Más de 650 aves como loras y guacamayas han sido rescatadas del cautiverio en el Valle de Aburrá desde 2024

Nacional

La tragedia de una lora frentiamarilla que pasó más de tres décadas encerrada en un hogar de Itagüí expone la dura realidad que viven muchas aves silvestres en el Valle de Aburrá. Aunque fue rescatada recientemente por las autoridades ambientales, la gravedad de su estado físico y emocional, resultado de 32 años de encierro, impidió su recuperación. Murió días después de ser llevada al Centro de Atención y Rehabilitación del Área Metropolitana.

Su caso es un ejemplo de lo que sufren muchas especies como pericos, cotorras y guacamayas cuando son retenidas como mascotas. La lora, cuyo nombre científico es Amazona ochrocephala, fue alimentada durante décadas con productos inadecuados como galletas y aguapanela. Llegó con el pico deformado, uñas extremadamente largas que le impedían sostenerse o alimentarse, plumas deterioradas y una severa dermatitis.

Una práctica ilegal y dañina

Andrés Gómez Higuita, zootecnista y coordinador de la red de atención a fauna silvestre del Área Metropolitana del Valle de Aburrá (AMVA), informó que entre 2024 y mayo de 2025 se han atendido 1.545 aves psitácidas (grupo que incluye guacamayas, loras, pericos y cotorras). De ellas, 484 fueron entregadas voluntariamente y 171 fueron recuperadas mediante operativos contra el tráfico ilegal.

Gómez enfatiza que mantener estas aves en cautiverio es una conducta penalizada por la ley, independientemente de si se entregan de forma voluntaria. Aun así, muchas personas aún ignoran que tener un loro en casa no solo es ilegal, sino que afecta profundamente la salud y el comportamiento del animal.

Una amenaza silenciosa: el tráfico de fauna

Después de las tortugas, los psitácidos son las especies que más se recuperan en la región.

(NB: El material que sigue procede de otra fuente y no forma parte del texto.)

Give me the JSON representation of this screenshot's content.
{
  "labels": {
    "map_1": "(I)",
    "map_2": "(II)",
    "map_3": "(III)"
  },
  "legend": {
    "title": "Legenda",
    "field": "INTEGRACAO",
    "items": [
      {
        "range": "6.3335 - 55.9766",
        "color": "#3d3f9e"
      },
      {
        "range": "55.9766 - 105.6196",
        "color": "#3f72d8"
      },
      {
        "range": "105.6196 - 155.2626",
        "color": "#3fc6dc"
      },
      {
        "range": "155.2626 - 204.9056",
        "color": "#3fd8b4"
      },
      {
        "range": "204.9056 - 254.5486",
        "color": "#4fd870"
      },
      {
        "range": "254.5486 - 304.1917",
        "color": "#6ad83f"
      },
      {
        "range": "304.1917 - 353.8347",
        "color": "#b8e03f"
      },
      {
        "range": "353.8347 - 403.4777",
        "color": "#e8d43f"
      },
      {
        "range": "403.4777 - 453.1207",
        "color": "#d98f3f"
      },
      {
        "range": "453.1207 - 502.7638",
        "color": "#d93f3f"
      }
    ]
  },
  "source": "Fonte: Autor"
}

Muchas de las aves atendidas por el AMVA han llegado con lesiones provocadas por colisiones, ataques de mascotas o tras caer de sus nidos siendo crías.

Irónicamente, algunas de estas aves hoy vuelan libres por parques y zonas residenciales del Valle de Aburrá, aunque no sean nativas de la región. Su presencia se debe, en parte, a décadas de liberaciones irresponsables o escapes desde viviendas donde fueron mantenidas ilegalmente. Muchas provienen de zonas como el Magdalena Medio, el Urabá, el norte del país o incluso de la Amazonía, de donde fueron extraídas ilegalmente.

Cautiverios prolongados con consecuencias irreversibles

Los casos más impactantes que se atienden en el centro de rehabilitación son los de aves que han vivido toda su vida en encierro. Algunas llegan tras 15, 20 o incluso 40 años alejadas de la naturaleza. Han olvidado cómo volar, no reconocen a los depredadores, no saben alimentarse solas y muchas ni siquiera emiten sonidos propios de su especie. Algunas han sido obligadas a repetir frases humanas o incluso himnos y rezos.

Frente a esta situación, las autoridades hacen un llamado a la ciudadanía para que eviten participar en el tráfico de fauna silvestre y denuncien casos de tenencia ilegal. A su vez, el AMVA continúa trabajando en programas de educación ambiental y rehabilitación, aunque muchas veces, como en el caso de la lora frentiamarilla, el daño ya es irreversible.